Exploring rich intermediate representations for reconstructing 3D shapes from 2D images
Abstract
Recovering 3D voxelized shapes with fine details from single-view 2D images is an extremely challenging and ill-conditioned problem. Most of the existing methods learn the 3D reconstruction process by encoding the 3D shapes and the 2D images into the same low-dimensional latent vector, which lacks the capacity to capture detailed features in the surface of the 3D object shapes.
To address this issue, we propose to explore rich intermediate representation for 3D shape reconstruction by using a newly designed network architecture.
Methodology
We first use a two-stream network to infer the depth map and the topology-specific mean shape from the given 2D image, which forms the intermediate representation prediction branch.

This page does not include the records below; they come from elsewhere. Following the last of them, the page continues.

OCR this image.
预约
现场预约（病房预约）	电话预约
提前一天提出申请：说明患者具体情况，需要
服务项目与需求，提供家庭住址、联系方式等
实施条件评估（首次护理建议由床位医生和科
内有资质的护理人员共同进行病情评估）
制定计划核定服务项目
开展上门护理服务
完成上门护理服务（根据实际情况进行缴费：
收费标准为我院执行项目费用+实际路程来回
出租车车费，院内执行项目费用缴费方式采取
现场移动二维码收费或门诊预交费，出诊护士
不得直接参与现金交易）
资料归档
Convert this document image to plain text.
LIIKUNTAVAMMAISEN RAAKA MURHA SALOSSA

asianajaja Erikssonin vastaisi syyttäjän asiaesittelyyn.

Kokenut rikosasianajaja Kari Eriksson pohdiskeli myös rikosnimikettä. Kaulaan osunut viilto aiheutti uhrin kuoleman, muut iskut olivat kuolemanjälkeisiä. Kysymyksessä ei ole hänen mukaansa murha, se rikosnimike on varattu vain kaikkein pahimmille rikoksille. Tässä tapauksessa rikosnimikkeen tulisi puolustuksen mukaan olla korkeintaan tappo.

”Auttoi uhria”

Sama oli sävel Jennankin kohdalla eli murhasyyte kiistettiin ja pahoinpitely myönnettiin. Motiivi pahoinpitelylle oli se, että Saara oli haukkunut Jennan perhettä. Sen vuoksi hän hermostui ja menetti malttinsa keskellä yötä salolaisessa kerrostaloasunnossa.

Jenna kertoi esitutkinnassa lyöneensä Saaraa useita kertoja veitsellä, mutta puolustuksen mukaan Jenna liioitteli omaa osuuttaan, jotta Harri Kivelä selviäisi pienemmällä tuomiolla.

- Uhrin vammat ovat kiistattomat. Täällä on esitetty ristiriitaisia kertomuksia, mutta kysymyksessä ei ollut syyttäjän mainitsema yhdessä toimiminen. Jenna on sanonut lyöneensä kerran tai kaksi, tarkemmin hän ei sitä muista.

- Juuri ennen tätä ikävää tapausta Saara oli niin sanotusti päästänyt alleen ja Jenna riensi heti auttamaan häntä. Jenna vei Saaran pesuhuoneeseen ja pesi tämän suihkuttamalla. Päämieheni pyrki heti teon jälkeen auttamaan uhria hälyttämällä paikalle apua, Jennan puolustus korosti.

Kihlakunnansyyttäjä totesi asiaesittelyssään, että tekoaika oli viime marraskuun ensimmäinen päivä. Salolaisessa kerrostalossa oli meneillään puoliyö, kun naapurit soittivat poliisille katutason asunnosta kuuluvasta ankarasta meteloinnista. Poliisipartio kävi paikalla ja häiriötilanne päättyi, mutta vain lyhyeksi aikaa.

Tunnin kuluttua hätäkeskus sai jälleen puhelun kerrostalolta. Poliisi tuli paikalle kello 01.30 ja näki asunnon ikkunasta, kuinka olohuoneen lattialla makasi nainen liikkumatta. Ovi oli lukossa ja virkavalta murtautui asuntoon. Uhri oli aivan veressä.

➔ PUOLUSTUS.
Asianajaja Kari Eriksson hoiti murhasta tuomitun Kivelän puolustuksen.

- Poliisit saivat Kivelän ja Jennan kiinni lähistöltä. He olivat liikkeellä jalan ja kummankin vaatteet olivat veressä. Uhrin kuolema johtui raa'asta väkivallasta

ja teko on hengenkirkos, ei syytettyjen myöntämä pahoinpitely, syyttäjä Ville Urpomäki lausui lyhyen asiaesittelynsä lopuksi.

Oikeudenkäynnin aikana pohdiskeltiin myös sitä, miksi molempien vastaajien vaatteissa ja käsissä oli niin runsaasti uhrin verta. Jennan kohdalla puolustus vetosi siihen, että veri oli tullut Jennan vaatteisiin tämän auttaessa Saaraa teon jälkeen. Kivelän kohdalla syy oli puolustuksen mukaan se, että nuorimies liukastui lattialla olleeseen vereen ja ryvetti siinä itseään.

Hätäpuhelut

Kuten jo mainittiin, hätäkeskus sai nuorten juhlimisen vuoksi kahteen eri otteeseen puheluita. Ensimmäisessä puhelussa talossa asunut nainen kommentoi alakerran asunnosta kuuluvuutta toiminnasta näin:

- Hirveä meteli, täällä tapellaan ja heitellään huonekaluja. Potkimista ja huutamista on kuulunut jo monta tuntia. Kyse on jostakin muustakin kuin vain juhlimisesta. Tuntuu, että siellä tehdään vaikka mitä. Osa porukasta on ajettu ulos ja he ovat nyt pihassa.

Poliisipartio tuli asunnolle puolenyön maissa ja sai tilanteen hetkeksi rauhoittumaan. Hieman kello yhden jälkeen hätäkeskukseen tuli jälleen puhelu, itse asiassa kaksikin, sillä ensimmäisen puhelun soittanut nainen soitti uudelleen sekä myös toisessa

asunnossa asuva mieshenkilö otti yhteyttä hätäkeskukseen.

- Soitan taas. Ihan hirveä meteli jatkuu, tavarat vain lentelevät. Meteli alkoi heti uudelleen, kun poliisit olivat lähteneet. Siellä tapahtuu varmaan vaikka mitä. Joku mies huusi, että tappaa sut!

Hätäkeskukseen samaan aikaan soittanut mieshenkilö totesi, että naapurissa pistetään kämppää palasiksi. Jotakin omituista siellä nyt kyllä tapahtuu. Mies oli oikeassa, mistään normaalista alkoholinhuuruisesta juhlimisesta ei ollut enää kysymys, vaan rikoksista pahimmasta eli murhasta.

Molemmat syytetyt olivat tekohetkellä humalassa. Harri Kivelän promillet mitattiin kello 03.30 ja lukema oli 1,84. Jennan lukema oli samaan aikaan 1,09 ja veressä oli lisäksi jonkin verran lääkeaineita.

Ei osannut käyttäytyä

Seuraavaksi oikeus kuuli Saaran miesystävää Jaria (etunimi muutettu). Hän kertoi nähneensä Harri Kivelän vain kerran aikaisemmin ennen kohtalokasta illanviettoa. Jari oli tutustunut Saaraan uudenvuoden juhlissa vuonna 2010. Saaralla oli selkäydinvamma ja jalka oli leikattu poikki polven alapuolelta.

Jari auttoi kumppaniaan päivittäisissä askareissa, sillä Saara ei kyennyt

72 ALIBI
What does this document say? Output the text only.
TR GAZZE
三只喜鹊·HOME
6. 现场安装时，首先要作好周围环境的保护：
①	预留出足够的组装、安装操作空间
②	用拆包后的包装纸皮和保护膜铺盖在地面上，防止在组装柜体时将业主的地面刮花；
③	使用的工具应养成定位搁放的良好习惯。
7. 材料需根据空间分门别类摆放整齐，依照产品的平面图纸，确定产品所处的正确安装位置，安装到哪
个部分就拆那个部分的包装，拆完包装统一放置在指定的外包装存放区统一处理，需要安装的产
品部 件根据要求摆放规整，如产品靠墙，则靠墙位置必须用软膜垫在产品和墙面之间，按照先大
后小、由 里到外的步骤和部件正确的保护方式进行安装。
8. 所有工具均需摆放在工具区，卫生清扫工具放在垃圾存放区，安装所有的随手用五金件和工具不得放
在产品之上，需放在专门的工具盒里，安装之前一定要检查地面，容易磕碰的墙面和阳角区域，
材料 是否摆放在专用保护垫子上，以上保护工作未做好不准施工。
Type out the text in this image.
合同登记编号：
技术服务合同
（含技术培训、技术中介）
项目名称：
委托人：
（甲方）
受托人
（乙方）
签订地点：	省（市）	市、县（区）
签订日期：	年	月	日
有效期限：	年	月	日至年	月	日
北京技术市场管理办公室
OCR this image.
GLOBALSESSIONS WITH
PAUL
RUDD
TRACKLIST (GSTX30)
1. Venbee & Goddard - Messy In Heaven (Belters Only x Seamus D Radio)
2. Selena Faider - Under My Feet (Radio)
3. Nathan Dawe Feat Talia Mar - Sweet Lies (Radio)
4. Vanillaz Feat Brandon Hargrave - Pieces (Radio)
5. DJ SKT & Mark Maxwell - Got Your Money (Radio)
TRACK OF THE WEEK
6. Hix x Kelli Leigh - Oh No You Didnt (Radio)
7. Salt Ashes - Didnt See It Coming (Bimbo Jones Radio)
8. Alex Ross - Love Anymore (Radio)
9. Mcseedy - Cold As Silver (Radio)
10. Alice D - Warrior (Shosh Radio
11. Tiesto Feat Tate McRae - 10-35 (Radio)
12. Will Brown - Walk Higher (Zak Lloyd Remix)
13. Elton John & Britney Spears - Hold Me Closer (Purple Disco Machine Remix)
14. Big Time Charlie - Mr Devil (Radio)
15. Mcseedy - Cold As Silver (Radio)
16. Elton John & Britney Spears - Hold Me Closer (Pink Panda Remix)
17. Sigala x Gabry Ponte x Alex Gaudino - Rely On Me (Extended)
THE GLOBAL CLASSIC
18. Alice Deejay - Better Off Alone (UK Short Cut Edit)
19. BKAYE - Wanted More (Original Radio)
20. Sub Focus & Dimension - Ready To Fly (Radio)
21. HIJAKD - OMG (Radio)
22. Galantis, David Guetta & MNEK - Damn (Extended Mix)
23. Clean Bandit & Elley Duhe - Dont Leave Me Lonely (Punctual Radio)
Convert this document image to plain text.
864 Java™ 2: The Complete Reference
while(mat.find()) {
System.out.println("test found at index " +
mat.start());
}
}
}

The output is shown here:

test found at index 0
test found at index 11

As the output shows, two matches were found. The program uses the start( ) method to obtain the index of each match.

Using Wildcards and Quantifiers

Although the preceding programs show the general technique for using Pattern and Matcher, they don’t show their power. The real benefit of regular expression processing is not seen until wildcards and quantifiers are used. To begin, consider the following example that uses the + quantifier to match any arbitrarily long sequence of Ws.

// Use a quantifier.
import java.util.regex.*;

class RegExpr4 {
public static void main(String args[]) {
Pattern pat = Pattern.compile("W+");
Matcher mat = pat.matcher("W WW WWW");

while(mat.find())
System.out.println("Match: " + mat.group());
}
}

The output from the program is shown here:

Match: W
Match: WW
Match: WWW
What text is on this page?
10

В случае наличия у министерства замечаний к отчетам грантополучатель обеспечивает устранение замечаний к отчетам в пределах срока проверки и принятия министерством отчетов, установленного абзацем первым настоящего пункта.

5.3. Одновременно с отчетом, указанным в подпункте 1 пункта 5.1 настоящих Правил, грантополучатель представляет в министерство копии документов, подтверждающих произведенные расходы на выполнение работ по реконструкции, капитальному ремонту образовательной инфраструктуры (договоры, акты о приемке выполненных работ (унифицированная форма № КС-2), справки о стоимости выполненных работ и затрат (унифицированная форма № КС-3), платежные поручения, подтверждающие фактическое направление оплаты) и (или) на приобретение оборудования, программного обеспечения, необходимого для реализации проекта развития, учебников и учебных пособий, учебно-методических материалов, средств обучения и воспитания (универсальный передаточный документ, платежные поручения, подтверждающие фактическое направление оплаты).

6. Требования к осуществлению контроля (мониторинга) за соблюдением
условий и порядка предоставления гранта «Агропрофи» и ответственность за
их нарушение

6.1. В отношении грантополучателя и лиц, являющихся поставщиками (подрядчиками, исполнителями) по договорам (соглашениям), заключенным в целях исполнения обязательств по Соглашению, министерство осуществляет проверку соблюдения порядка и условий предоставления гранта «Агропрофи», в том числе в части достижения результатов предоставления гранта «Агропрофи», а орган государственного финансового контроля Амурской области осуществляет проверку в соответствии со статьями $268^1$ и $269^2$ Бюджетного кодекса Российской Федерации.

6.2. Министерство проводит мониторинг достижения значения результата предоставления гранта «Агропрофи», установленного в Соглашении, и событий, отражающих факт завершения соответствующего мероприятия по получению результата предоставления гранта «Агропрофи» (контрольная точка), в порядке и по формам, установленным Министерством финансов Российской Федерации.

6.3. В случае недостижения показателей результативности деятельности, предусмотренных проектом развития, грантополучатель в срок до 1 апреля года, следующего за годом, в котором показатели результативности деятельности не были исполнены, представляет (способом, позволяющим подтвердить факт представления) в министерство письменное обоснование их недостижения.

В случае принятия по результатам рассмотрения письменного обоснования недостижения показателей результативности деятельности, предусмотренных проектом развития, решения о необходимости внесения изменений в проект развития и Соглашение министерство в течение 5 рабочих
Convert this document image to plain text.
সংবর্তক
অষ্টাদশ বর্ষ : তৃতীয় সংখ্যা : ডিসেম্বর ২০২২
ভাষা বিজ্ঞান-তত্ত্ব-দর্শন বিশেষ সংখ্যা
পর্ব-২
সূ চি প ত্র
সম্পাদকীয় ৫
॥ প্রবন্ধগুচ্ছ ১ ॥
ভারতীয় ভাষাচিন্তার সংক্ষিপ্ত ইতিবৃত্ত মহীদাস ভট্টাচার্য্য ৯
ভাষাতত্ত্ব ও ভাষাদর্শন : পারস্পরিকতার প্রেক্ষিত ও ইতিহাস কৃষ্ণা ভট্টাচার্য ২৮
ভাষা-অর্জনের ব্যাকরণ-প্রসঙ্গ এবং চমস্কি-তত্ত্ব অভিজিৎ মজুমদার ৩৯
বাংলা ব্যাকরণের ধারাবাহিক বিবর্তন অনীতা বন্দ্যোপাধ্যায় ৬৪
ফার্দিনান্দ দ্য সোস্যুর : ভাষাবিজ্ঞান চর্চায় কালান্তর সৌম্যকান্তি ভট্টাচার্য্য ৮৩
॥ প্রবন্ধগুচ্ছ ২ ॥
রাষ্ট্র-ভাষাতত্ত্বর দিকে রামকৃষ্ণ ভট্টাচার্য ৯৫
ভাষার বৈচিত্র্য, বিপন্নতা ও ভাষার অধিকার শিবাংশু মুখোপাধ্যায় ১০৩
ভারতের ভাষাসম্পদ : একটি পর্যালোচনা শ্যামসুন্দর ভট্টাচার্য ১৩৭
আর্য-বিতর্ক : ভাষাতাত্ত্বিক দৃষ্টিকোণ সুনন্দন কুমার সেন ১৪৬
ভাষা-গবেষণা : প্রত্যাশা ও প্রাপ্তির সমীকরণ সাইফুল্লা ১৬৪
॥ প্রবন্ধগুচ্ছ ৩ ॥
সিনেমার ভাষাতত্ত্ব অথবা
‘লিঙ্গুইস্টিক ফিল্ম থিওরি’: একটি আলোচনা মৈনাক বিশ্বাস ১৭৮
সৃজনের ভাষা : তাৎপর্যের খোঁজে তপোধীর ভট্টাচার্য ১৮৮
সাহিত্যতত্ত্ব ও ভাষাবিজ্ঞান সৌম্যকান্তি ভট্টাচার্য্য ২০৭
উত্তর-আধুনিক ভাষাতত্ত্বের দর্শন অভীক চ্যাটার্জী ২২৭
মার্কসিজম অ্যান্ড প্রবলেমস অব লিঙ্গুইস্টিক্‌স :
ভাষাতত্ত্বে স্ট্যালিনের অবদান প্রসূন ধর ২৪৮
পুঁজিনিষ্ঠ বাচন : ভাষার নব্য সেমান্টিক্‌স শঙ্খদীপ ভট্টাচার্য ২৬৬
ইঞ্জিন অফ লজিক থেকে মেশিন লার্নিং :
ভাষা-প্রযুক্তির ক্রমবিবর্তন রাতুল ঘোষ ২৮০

The intermediate representations capture the global spatial structure and the visible surface geometric structure, which are important for reconstructing high-quality 3D shapes.
Based on the obtained intermediate representation, a novel shape transformation network is then proposed to reconstruct the fine details of the whole 3D object shapes.
The key advantages of our approach:
1. Intermediate Representations: Capture global spatial structure and visible surface geometry, providing crucial information for high-quality 3D reconstruction.
2. Shape Transformation Network: Reconstructs fine details of the complete 3D object shapes based on intermediate representations.
Experimental Results
The experimental results on the challenging ShapeNet and Pix3D datasets show that our approach outperforms the existing state-of-the-art methods.
The results demonstrate that exploring rich intermediate representations significantly improves the quality of 3D shape reconstruction from single-view 2D images, especially in capturing fine surface details.